Istri yang terabaikan Bab 154

 Hello moms kembali lagi admin akan memberikan novel gratis yang sangat seru,novel ini merupakan salah satu novel yang lagi viral di FB loh..Novel ini menceritakan tentang balas dendam seorang istri yang tak anggap.Novel ini sangat seru loh moms dan mempunyai banyak penggemar setia.


Novel yang Berjudul “ ISTRI YANG TERABAIKAN “ ini menceritakan kisah seorang istri yang diabaikan oleh suaminya yang ssuka marah dan tidak menghargainya sebagai istri,kisah yang membuat kita larut ke dalam alur ceritanya ini sangat patut untuk dibaca yuk simak Novel nya…cekidot 😘🥰


154 Mode Serius.


Meski jual mahal dan kabur dari Binar, tapi dada Isyana mengembang sempurna, bayi Isyana juga bergerak aktif. Sepertinya bayi Isyana memberi dukungan Daddy barunya dan ikut bahagia seperti Isyana. 


Iya setiap kali Binar menggombali Isyana, Isyana dibuat kesal tapi kemudian tersanjung. Tidak bisa dijelaskan, tapi Isyana jadi terus terngiang dan mengingat semua kata Binar. 


“Huuhhh... apa iya dia Tuan Aksa Daddynya Putri? Memang aslinya dia seperti ini? Atau dia yang berubah karena ditinggal Bu Tiara? Ah entahlah,” batin Isyana senyum- senyum sendiri berjalan menuju ke kelasnya. Tidak sadar Isyana yanh buat Binar berubah bukan Bu Tiara tapi dirinya.


**** 


Binar segera pulang menemui Ibunya. 


Di taman balkon lantai dua rumah Binar, Bu Dini duduk anggun di kursi bulat.


Di atas meja tersaji satu teko cantik teh dan dua cangkir untuk dirinya dan putraya nanti. Tidak lupa satu piring kecil scones coklat.


Di sekeliling Bu Dini terdapat beberapa tumbuhan rambat menggantung subur dan indah, peninggalan Bu Ara yang membuat suasana sejuk di taman itu. 


Bu Dini pun menikmati secangkir teh sambil menunggu Putranya. Begitu Binar turun dari mobil, Bu Dini bisa jelas melihat Putra tampanya, termasuk sedikit lebam di sudur bibir Binar.  

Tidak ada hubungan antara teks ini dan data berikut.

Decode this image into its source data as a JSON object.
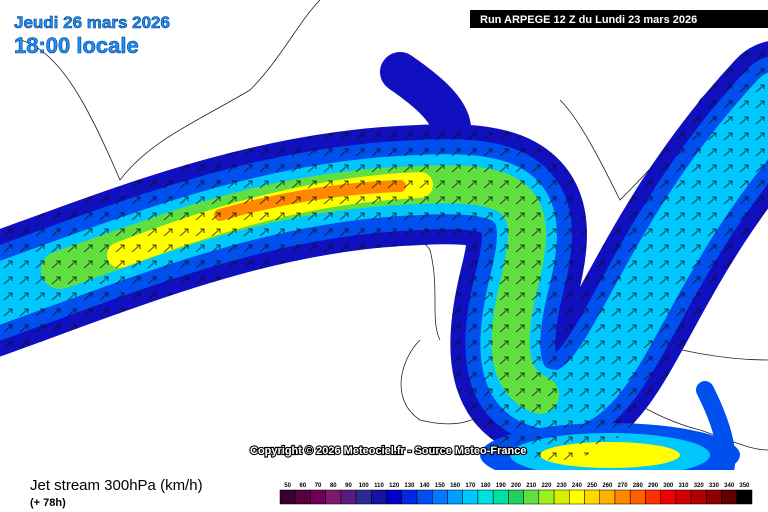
{
  "header": {
    "date": "Jeudi 26 mars 2026",
    "time": "18:00 locale",
    "run": "Run ARPEGE 12 Z du Lundi 23 mars 2026"
  },
  "copyright": "Copyright © 2026 Meteociel.fr - Source Meteo-France",
  "footer": {
    "title": "Jet stream 300hPa (km/h)",
    "lead": "(+ 78h)"
  },
  "legend": {
    "labels": [
      50,
      60,
      70,
      80,
      90,
      100,
      110,
      120,
      130,
      140,
      150,
      160,
      170,
      180,
      190,
      200,
      210,
      220,
      230,
      240,
      250,
      260,
      270,
      280,
      290,
      300,
      310,
      320,
      330,
      340,
      350
    ],
    "colors": [
      "#3a0030",
      "#55003f",
      "#6e0057",
      "#7a1a6e",
      "#5a1a80",
      "#2a2a90",
      "#1414a0",
      "#0000c8",
      "#0028e0",
      "#0050f0",
      "#0078ff",
      "#00a0ff",
      "#00c8ff",
      "#00e0e0",
      "#00e0a0",
      "#20d060",
      "#60e040",
      "#a0f020",
      "#d8f000",
      "#ffff00",
      "#ffd800",
      "#ffb000",
      "#ff8800",
      "#ff6000",
      "#ff3000",
      "#f00000",
      "#d00000",
      "#b00000",
      "#900000",
      "#600000",
      "#000000"
    ]
  }
}
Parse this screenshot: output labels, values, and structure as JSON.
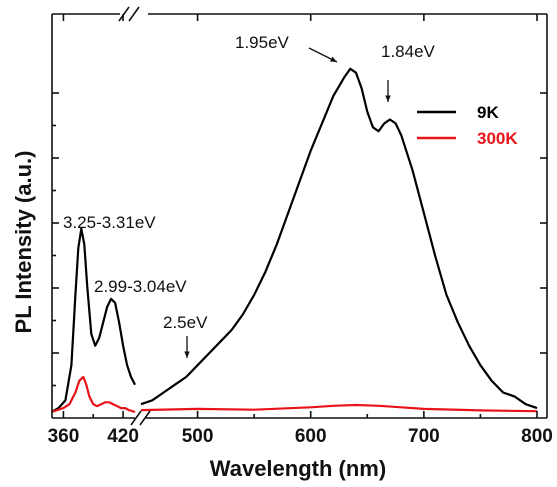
{
  "chart_data": {
    "type": "line",
    "xlabel": "Wavelength (nm)",
    "ylabel": "PL Intensity (a.u.)",
    "x_tick_labels": [
      "360",
      "420",
      "500",
      "600",
      "700",
      "800"
    ],
    "axis_break": "between 430 and 450 nm",
    "y_tick_labels_shown": false,
    "legend_position": "top-right",
    "annotations": [
      {
        "text": "1.95eV",
        "x": 633
      },
      {
        "text": "1.84eV",
        "x": 672
      },
      {
        "text": "3.25-3.31eV",
        "x": 378
      },
      {
        "text": "2.99-3.04eV",
        "x": 410
      },
      {
        "text": "2.5eV",
        "x": 497
      }
    ],
    "series": [
      {
        "name": "9K",
        "color": "#000000",
        "segments": [
          {
            "x": [
              348,
              355,
              362,
              368,
              372,
              375,
              378,
              381,
              384,
              388,
              392,
              396,
              400,
              404,
              408,
              412,
              416,
              420,
              424,
              428,
              432
            ],
            "y": [
              0.0,
              0.01,
              0.03,
              0.12,
              0.3,
              0.42,
              0.47,
              0.43,
              0.32,
              0.2,
              0.17,
              0.19,
              0.23,
              0.27,
              0.29,
              0.28,
              0.23,
              0.17,
              0.12,
              0.09,
              0.07
            ]
          },
          {
            "x": [
              450,
              460,
              470,
              480,
              490,
              500,
              510,
              520,
              530,
              540,
              550,
              560,
              570,
              580,
              590,
              600,
              610,
              620,
              630,
              635,
              640,
              645,
              650,
              655,
              660,
              665,
              670,
              675,
              680,
              690,
              700,
              710,
              720,
              730,
              740,
              750,
              760,
              770,
              780,
              790,
              800
            ],
            "y": [
              0.02,
              0.03,
              0.05,
              0.07,
              0.09,
              0.12,
              0.15,
              0.18,
              0.21,
              0.25,
              0.3,
              0.36,
              0.43,
              0.51,
              0.59,
              0.67,
              0.74,
              0.81,
              0.86,
              0.88,
              0.87,
              0.83,
              0.77,
              0.73,
              0.72,
              0.74,
              0.75,
              0.74,
              0.71,
              0.62,
              0.51,
              0.4,
              0.3,
              0.23,
              0.17,
              0.12,
              0.08,
              0.05,
              0.04,
              0.02,
              0.01
            ]
          }
        ]
      },
      {
        "name": "300K",
        "color": "#e8141a",
        "segments": [
          {
            "x": [
              348,
              360,
              366,
              372,
              376,
              380,
              383,
              386,
              390,
              394,
              398,
              402,
              406,
              410,
              414,
              418,
              422,
              426,
              432
            ],
            "y": [
              0.0,
              0.01,
              0.02,
              0.05,
              0.08,
              0.09,
              0.07,
              0.04,
              0.02,
              0.015,
              0.02,
              0.025,
              0.025,
              0.02,
              0.015,
              0.01,
              0.01,
              0.005,
              0.0
            ]
          },
          {
            "x": [
              450,
              500,
              550,
              600,
              620,
              640,
              660,
              680,
              700,
              750,
              800
            ],
            "y": [
              0.005,
              0.008,
              0.006,
              0.012,
              0.016,
              0.018,
              0.016,
              0.012,
              0.008,
              0.004,
              0.002
            ]
          }
        ]
      }
    ]
  }
}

“Hhhh.... apa aku salah berdoa ya Tuhan? Kenaapa semakin tua, Binar malah semakin bodoh, ngapain dia berantem lawan Lana? Aku bersyukur doaku terkabul, putraku cepat move on, bahkan sangat cepat. Dia tidak terjebak dalam duka yang menyiksa. Tapi kenapa dia malah gali lubang masalah begini?” batin Bu Dini. 


**** 


“Mamah dimana, Mbak?” tanya Binar ke asisten rumah tangganya. 


“Di balkon Tuan!” 


“Ok!” jawab Binar. 


Binar pun segera naik ke balkon menuju ke ibunya. 


“Mamah mau kesini kok nggak kabar- kabar, Mah?” tanya Binar langsung.


“Hhhh...,” Bu Dini hanya menghela nafas dan meletakan cangkirnya. 


“Mamah kenapa?” tanya Binar peka ibunya tampak menatapnya serius. 


“Kenapa kamu nggak dengerin kata Mamah?” tanya Bu Dini tegas dengan raut kecewa.


“Dengerin apa Mah?” tanya Binar merasa semua hal yang dia lakukan itu benar. 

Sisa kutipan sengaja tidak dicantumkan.